En 1830, la ruptura entre los países de la “Santa Alianza” (Rusia, Prusia y Austria) y el resto de Europa era profunda. Y cuando Rusia reprimió las dos revoluciones de color –la revuelta polaca de 1830-1831 y la revolución Húngara de 1848-1849–, se volvió aún más profunda. Ambas intervenciones produjeron un recrudecimiento considerable del sentimiento antirruso en todo el continente.
Para fortalecer la postura de Rusia, Nicolás I recurrió a las poblaciones ortodoxas de los Balcanes y el Imperio otomano: su ministro naval, Alejandro Ménshikov, exigió en 1853 que Rusia fuera nombrada protectora oficial de los 12 millones de ciudadanos ortodoxos del Imperio otomano. Cuando la demanda fue rechazada, las tropas rusas ocuparon Moldavia y Valaquia, territorios controlados por los otomanos –una medida que finalmente derivó en la guerra de Crimea, que Rusia terminó perdiendo de manera espectacular en 1856–. En mi opinión, esa derrota marca el fin de una primera guerra fría de aproximadamente 30 años entre Rusia y Europa.
Lo que la mayoría de la gente entiende por Guerra Fría comenzó casi un siglo después, luego de la II Guerra Mundial, cuando la Unión Soviética, en un intento por expandir su esfera de influencia, instaló gobiernos comunistas desde Polonia hasta Bulgaria. En 1946, comenzó a desestabilizar a Grecia y, en el Consejo de Ministros de Relaciones Exteriores, establecido según el Acuerdo de Potsdam de 1945, el Kremlin exigió el control de Tripolitania en el norte de África –una demanda que los líderes occidentales rechazaron–. Al año siguiente, la Unión Soviética impidió que sus estados satélites participaran del Plan Marshall, destinado a restablecer la economía de Europa después de la guerra. Josef Stalin subsiguientemente impuso un bloqueo a Berlín occidental, en un intento fallido por hacer que se cumpla esa decisión.
La Guerra Fría llevó a la Unión Soviética y a Estados Unidos al borde de una guerra por Corea en los años 1950 y Cuba en 1962. Pero, como en el siglo XIX, la confrontación fue esencialmente por el control de Europa, y esto quedó ejemplificado en las intervenciones soviéticas en Hungría en 1956 y Checoslovaquia en 1968.

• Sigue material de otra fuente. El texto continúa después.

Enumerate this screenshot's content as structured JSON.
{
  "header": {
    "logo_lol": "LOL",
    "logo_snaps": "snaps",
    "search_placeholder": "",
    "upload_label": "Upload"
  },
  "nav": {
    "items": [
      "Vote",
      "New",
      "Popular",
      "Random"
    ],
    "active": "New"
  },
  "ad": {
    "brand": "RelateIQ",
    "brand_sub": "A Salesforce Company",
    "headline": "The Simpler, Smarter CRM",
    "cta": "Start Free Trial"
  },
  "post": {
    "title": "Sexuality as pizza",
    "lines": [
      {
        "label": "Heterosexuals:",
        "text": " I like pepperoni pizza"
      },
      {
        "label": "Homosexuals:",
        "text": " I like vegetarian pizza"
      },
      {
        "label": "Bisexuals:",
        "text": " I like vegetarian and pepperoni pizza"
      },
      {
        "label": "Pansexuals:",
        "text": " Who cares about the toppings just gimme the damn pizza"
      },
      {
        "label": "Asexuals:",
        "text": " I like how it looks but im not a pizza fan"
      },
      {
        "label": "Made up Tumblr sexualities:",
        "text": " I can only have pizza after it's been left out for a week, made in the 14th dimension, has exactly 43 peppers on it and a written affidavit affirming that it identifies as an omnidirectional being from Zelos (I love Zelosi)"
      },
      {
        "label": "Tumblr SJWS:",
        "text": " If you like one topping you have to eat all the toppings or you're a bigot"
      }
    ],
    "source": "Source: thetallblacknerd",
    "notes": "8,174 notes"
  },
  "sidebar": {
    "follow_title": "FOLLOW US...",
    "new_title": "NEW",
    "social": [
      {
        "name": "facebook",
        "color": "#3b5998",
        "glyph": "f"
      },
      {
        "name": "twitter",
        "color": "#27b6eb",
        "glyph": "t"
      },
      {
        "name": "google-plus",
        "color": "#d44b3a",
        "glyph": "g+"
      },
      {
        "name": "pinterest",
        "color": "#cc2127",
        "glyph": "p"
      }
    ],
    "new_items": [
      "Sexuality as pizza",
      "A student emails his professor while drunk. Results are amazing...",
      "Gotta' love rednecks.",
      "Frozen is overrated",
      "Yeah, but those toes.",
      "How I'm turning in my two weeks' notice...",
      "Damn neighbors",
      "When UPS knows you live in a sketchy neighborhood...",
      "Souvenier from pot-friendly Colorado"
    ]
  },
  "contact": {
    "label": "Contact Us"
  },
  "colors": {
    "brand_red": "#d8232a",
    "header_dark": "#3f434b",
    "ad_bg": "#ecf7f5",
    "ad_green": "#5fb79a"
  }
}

La Guerra Fría se encaminó hacia un fin en los últimos años de la década de 1980, después de que la Unión Soviética perdiera una guerra periférica “limitada”, similar a la guerra de Crimea de los años 1850. La guerra en Afganistán en los años 1980 finalmente extenuó el potencial militar y económico de la Unión Soviética, obligándola a abandonar sus satélites en Europa y finalmente colapsar.

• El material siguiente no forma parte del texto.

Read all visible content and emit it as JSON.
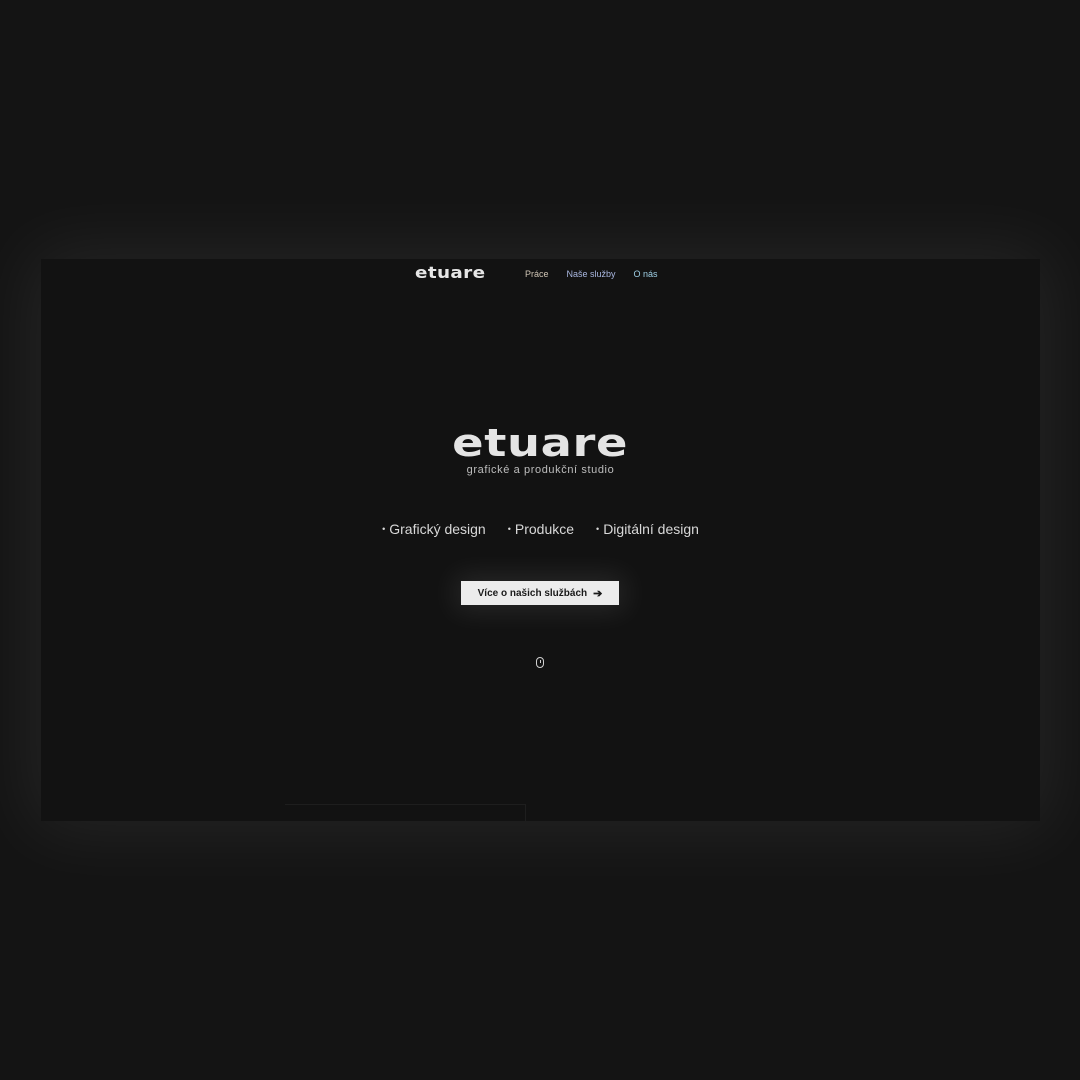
{
  "nav": {
    "logo": "etuare",
    "links": [
      {
        "label": "Práce"
      },
      {
        "label": "Naše služby"
      },
      {
        "label": "O nás"
      }
    ]
  },
  "hero": {
    "title": "etuare",
    "subtitle": "grafické a produkční studio",
    "services": [
      "Grafický design",
      "Produkce",
      "Digitální design"
    ],
    "cta_label": "Více o našich službách",
    "cta_icon": "arrow-right-icon",
    "scroll_icon": "mouse-scroll-icon"
  },
  "colors": {
    "background": "#141414",
    "panel": "#121212",
    "text": "#e4e4e4",
    "button_bg": "#ececec"
  }
}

La guerra fría de hoy tiene mucho en común con las dos confrontaciones anteriores. Por un lado, como fue el caso en los años 1820 y fines de los años 1940, Rusia está rechazando de manera agresiva los valores occidentales y oponiéndose a Estados Unidos. Si bien nadie amenaza en este momento con atacar a Rusia, la histeria antioccidental se está volviendo a utilizar para desviar la atención de los problemas económicos domésticos y consolidar respaldo para el líder del país.
En consecuencia, la Rusia del presidente Vladimir Putin, como la de Nicolás I, se autoproclama la defensora de la fe ortodoxa y del “mundo” ruso (como el mundo eslavo del siglo XIX). Esta afirmación le ha ofrecido al Kremlin una justificación preconcebida para desestabilizar a países vecinos como Ucrania y respaldar movimientos secesionistas desde Moldavia hasta Georgia, a la vez que insta abiertamente a la represión de las “revoluciones de color” en su exterior cercano.

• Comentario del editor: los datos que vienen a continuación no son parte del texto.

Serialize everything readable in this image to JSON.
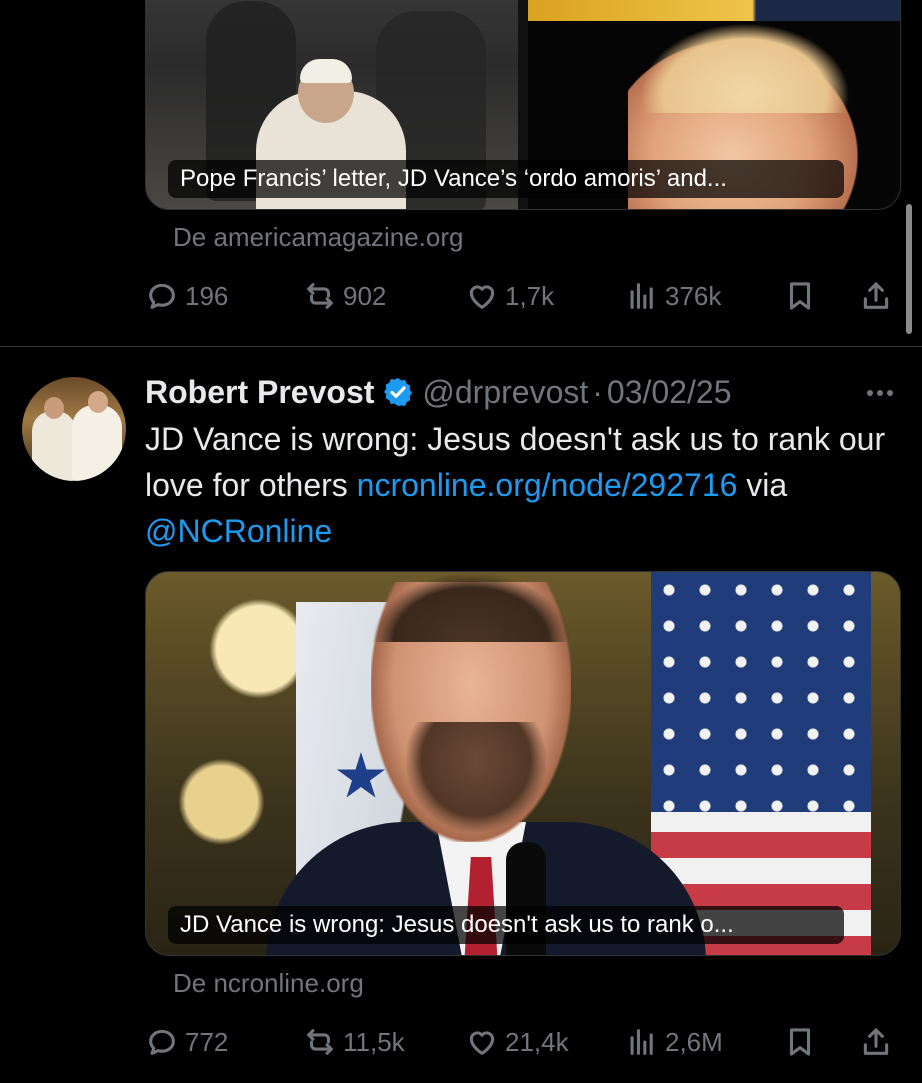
{
  "previous_tweet": {
    "card_caption": "Pope Francis’ letter, JD Vance’s ‘ordo amoris’ and...",
    "source": "De americamagazine.org",
    "metrics": {
      "replies": "196",
      "reposts": "902",
      "likes": "1,7k",
      "views": "376k"
    }
  },
  "tweet": {
    "display_name": "Robert Prevost",
    "verified": true,
    "handle": "@drprevost",
    "separator": "·",
    "date": "03/02/25",
    "text_plain_1": "JD Vance is wrong: Jesus doesn't ask us to rank our love for others ",
    "link_1": "ncronline.org/node/292716",
    "text_plain_2": " via ",
    "link_2": "@NCRonline",
    "card_caption": "JD Vance is wrong: Jesus doesn't ask us to rank o...",
    "source": "De ncronline.org",
    "metrics": {
      "replies": "772",
      "reposts": "11,5k",
      "likes": "21,4k",
      "views": "2,6M"
    }
  },
  "icons": {
    "reply": "reply-icon",
    "repost": "repost-icon",
    "like": "heart-icon",
    "views": "views-icon",
    "bookmark": "bookmark-icon",
    "share": "share-icon",
    "more": "more-icon",
    "verified": "verified-badge-icon"
  },
  "colors": {
    "background": "#000000",
    "text": "#e7e9ea",
    "muted": "#71767b",
    "link": "#1d9bf0",
    "divider": "#2f3336"
  }
}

Esto apunta a una observación crítica respecto de la actual guerra fría: Occidente no está “arrastrando” a nadie a ese escenario. Por cierto, en las tres confrontaciones desde el siglo XIX, fue la acción rusa, motivada por cuestiones domésticas, lo que espoleó los esfuerzos europeos u occidentales por una contención estratégica. Hoy, Occidente reacciona a la anexión de Crimea por parte de Rusia y a la ocupación de la región Donbas al este de Ucrania, de la misma manera que respondió a la anexión de Valaquia en 1853 y al bloqueo de Berlín occidental en 1948.
Es más, en las tres confrontaciones, el lado occidental agrupó a varios “aliados naturales”, mientras que Rusia actuó sola o con satélites menores. Las tres veces, los líderes del país manifestaron la voluntad de culpar a los demás por sus disparates internos, de alienar a todos sus potenciales aliados y simpatizantes y de derrochar sus recursos humanos y económicos. En base a esta historia, parece factible que el esfuerzo por parte de Rusia por contener a los supuestos enemigos no haga más que conducir al colapso económico y al caos político, obligando a las élites del país a alejarse de sus aspiraciones geopolíticas y dedicarse a cuestiones domésticas urgentes.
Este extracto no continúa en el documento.